Compliance Alerts: Food, FDA and Fees
FDA Expands Import Alerts: Baby Wipes, Massage Guns, Rice, Produce
STR Trade Report •June 25, 2026
The FDA issued or updated multiple import alerts in the past week, enabling detention without physical examination for products including baby wipes from Türkiye, facial massage guns and fish sauce from China, basmati rice from Pakistan, cooked shrimp from India, and various produce from Mexico and Canada. Firms on red lists face DWPE while green or yellow listings carry reduced or intensified surveillance; importers can submit evidence to overcome the appearance of violations or risk refusal. Compliance teams should verify supplier list status and documentation now to avoid border holds and delays.
U.S. Seafood Compliance Update: Suriname Imports Resume, Cephalopods Reclassified
STR Trade Report •June 26, 2026
The National Marine Fisheries Service announced that U.S. imports of fish and fish products from Suriname may resume effective June 22, after Commerce removed the Marine Mammal Protection Act import prohibition on the country’s drift gillnet fishery (ID 2899) once underlying issues were addressed. Separately, the Fish and Wildlife Service finalized a rule revising the regulatory definition of shellfish to explicitly include cephalopods (squid, cuttlefish, octopus), exempting them from certain import/export declaration, inspection, and enforcement requirements under 50 CFR parts 10 and 14. The exemption applies to shipments on or after July 23 and is not retroactive, so seafood traders should update compliance procedures and documentation in advance.
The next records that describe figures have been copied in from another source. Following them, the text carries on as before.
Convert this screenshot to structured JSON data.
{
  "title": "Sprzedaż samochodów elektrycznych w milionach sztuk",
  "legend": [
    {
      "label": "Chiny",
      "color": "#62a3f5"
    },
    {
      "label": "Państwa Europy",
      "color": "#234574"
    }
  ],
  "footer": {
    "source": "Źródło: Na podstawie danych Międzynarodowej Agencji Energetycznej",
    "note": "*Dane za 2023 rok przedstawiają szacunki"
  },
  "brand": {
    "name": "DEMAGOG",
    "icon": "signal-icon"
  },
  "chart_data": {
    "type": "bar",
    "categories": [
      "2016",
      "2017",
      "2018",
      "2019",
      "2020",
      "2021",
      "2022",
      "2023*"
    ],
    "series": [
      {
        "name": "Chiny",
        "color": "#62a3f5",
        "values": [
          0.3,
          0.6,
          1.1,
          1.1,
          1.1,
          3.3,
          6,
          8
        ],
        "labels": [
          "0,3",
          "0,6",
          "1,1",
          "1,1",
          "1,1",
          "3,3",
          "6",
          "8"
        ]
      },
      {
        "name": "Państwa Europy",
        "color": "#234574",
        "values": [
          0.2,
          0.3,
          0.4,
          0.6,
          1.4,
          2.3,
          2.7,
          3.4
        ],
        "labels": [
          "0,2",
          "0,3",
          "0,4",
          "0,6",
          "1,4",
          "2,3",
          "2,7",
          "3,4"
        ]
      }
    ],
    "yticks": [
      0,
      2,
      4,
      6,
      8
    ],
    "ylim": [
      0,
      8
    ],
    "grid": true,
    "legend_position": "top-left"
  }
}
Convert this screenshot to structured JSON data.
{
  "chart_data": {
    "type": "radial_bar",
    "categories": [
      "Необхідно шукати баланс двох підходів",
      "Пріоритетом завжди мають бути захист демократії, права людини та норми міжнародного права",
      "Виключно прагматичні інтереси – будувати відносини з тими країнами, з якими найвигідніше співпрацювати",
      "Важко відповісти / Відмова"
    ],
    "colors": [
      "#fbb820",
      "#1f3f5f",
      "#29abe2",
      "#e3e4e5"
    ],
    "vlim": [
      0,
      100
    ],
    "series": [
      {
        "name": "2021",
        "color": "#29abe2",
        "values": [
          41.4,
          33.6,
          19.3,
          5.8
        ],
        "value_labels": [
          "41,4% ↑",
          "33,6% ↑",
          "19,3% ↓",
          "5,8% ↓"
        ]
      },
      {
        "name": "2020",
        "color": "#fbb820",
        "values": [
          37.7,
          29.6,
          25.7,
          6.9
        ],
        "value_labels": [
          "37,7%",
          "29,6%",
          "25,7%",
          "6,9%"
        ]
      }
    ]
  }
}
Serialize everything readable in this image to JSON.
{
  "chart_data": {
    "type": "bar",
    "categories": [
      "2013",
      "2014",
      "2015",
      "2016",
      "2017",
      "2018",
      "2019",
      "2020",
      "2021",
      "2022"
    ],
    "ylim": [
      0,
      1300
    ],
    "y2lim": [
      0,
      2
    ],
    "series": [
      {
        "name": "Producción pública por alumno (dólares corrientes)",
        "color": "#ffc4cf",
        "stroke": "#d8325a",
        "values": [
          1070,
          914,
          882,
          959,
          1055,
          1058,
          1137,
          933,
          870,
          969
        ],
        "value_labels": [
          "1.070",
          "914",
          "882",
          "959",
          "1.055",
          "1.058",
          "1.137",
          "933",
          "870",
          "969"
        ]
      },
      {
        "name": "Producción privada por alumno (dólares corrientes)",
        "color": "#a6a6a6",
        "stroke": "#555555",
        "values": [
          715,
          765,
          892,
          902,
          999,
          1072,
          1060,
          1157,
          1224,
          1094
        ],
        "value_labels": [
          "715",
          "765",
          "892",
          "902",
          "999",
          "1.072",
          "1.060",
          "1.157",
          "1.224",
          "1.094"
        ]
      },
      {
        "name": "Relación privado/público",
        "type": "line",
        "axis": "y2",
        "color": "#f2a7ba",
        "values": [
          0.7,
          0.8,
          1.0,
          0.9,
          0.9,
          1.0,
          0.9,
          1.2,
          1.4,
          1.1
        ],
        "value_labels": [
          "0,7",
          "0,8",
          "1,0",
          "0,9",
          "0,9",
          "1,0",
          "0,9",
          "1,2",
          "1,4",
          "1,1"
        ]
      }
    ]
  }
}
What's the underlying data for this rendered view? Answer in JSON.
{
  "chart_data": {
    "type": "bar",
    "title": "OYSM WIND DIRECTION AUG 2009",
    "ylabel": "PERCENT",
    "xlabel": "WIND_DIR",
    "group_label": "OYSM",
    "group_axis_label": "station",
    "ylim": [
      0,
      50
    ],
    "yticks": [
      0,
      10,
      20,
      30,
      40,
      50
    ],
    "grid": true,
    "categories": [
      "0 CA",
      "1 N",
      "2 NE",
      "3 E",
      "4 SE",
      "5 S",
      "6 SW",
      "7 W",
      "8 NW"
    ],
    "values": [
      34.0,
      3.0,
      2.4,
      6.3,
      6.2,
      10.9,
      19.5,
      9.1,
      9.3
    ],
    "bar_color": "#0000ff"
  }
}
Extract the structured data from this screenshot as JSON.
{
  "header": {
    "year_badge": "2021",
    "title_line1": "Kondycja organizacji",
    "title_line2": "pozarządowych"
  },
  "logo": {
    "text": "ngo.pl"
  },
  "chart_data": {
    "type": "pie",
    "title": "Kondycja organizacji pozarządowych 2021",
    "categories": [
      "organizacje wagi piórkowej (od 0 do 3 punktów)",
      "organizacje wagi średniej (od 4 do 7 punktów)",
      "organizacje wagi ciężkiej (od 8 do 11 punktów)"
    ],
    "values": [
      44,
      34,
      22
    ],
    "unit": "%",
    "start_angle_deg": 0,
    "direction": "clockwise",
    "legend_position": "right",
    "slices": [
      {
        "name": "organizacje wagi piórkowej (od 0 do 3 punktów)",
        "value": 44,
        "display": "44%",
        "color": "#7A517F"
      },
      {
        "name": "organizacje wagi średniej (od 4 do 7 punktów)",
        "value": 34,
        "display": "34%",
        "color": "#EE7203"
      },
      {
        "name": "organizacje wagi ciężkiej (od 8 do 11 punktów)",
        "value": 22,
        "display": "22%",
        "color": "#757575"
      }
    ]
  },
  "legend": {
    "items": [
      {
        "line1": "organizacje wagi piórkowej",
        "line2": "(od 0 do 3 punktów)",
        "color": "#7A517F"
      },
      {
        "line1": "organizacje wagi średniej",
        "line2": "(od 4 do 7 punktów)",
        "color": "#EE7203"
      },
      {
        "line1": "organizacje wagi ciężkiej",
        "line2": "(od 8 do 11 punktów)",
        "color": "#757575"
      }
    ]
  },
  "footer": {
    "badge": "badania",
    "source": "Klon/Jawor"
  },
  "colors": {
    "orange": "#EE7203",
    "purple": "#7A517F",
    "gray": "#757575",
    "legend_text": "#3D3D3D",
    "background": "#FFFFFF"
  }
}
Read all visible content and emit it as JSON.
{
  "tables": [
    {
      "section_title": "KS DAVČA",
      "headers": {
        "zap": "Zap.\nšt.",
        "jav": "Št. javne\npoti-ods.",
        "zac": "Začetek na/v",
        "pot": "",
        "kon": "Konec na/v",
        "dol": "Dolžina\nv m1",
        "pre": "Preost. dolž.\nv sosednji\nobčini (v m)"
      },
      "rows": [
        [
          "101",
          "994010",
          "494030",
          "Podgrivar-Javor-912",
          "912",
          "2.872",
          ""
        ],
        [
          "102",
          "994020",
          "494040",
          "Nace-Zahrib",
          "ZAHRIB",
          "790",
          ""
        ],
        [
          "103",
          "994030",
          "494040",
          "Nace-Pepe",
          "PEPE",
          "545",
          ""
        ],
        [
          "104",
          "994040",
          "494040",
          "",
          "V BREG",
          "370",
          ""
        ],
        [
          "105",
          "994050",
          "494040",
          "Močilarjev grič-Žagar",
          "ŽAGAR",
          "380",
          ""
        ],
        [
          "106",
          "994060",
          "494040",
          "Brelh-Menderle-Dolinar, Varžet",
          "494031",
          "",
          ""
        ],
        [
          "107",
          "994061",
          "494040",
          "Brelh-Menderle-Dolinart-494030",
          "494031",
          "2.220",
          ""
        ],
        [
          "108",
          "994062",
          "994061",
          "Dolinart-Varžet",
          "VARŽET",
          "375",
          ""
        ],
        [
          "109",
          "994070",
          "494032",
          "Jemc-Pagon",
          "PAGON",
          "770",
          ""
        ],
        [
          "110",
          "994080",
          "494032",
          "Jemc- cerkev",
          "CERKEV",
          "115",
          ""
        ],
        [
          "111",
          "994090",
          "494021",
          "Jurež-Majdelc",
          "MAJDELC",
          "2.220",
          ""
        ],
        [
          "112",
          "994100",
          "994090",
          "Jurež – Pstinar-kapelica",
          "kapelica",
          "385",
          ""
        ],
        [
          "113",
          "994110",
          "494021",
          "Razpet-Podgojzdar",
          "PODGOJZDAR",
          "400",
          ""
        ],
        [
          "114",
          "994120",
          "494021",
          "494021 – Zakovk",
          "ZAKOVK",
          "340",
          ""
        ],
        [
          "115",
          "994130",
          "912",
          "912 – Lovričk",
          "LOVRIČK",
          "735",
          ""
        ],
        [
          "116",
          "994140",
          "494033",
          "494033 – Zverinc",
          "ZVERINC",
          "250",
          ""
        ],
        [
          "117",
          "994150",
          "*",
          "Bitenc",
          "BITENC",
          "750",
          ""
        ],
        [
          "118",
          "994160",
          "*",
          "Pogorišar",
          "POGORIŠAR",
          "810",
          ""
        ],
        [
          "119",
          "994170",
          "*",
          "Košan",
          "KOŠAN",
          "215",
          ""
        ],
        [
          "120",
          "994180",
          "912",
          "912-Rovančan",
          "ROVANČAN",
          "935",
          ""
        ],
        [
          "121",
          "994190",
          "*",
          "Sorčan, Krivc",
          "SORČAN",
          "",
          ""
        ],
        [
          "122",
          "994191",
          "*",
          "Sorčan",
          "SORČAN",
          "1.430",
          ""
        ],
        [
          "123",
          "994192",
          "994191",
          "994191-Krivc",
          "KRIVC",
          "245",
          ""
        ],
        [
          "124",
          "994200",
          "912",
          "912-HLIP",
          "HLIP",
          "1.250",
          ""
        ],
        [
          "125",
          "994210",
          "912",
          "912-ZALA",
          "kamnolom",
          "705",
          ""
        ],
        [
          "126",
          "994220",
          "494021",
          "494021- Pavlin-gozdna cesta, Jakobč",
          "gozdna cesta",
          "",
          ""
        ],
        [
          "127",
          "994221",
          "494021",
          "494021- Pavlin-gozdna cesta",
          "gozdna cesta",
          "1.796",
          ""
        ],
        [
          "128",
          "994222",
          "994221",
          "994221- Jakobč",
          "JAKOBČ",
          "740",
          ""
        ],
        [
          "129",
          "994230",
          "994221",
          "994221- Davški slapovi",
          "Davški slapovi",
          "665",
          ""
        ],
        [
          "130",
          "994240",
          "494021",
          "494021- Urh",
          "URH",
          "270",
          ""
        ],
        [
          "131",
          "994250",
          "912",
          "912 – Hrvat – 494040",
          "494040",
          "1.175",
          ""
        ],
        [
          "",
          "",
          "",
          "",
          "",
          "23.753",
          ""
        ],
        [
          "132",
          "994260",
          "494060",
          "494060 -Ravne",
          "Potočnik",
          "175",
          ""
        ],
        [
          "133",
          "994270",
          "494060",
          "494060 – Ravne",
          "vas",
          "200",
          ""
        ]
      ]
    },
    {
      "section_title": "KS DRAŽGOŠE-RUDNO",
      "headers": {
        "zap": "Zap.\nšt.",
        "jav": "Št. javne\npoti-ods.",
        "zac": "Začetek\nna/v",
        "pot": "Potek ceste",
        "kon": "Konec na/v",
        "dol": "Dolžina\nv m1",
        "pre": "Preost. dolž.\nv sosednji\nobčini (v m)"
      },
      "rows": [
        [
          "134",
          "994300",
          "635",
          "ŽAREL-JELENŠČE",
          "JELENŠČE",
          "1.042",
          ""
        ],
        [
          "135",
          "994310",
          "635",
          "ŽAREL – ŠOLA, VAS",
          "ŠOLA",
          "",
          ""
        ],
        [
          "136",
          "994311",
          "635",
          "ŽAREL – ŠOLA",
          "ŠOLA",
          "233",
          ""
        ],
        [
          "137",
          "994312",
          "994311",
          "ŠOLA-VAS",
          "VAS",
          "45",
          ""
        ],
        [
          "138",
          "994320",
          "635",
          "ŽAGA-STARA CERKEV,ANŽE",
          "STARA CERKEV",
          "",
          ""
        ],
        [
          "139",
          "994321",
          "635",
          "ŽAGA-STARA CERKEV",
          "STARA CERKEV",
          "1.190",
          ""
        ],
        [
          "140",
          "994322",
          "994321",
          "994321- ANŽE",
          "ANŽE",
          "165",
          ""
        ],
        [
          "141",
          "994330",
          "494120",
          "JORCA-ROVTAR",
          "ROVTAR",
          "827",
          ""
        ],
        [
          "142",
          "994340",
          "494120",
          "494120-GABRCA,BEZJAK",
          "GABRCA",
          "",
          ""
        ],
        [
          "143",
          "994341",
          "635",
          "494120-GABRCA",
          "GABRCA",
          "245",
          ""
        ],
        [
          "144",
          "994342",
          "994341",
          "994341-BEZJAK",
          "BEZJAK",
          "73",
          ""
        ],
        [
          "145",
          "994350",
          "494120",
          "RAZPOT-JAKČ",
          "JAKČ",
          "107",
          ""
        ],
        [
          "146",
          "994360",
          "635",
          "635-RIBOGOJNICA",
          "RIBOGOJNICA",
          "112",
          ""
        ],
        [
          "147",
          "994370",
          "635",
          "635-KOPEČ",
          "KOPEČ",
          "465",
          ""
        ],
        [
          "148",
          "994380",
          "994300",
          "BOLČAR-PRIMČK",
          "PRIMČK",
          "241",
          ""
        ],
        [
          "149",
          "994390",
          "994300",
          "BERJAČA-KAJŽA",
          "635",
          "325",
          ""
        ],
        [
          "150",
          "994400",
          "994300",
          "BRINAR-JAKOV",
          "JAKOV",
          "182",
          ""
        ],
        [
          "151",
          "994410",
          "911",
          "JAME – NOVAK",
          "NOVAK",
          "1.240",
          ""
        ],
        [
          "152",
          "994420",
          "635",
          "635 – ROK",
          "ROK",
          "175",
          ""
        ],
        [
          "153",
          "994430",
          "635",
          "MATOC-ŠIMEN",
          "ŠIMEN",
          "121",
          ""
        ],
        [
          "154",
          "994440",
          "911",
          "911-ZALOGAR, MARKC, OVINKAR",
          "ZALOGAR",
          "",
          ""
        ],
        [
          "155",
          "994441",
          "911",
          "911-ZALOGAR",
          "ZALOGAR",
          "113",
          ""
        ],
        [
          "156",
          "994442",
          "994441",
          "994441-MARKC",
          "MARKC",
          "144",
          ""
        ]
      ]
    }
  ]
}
USDA Proposes 12% Cut to Cotton Import Assessments, Comments July 23
STR Trade Report •June 25, 2026
USDA’s Agricultural Marketing Service proposed reducing assessments on imports of cotton and cotton‑containing products by 12%, from $0.013247/kg to $0.011662/kg, with comments accepted through July 23. The rule would also update the Import Assessment Table by HTSUS number; importers should model modest landed‑cost savings and prepare to update entry systems when the change is finalized.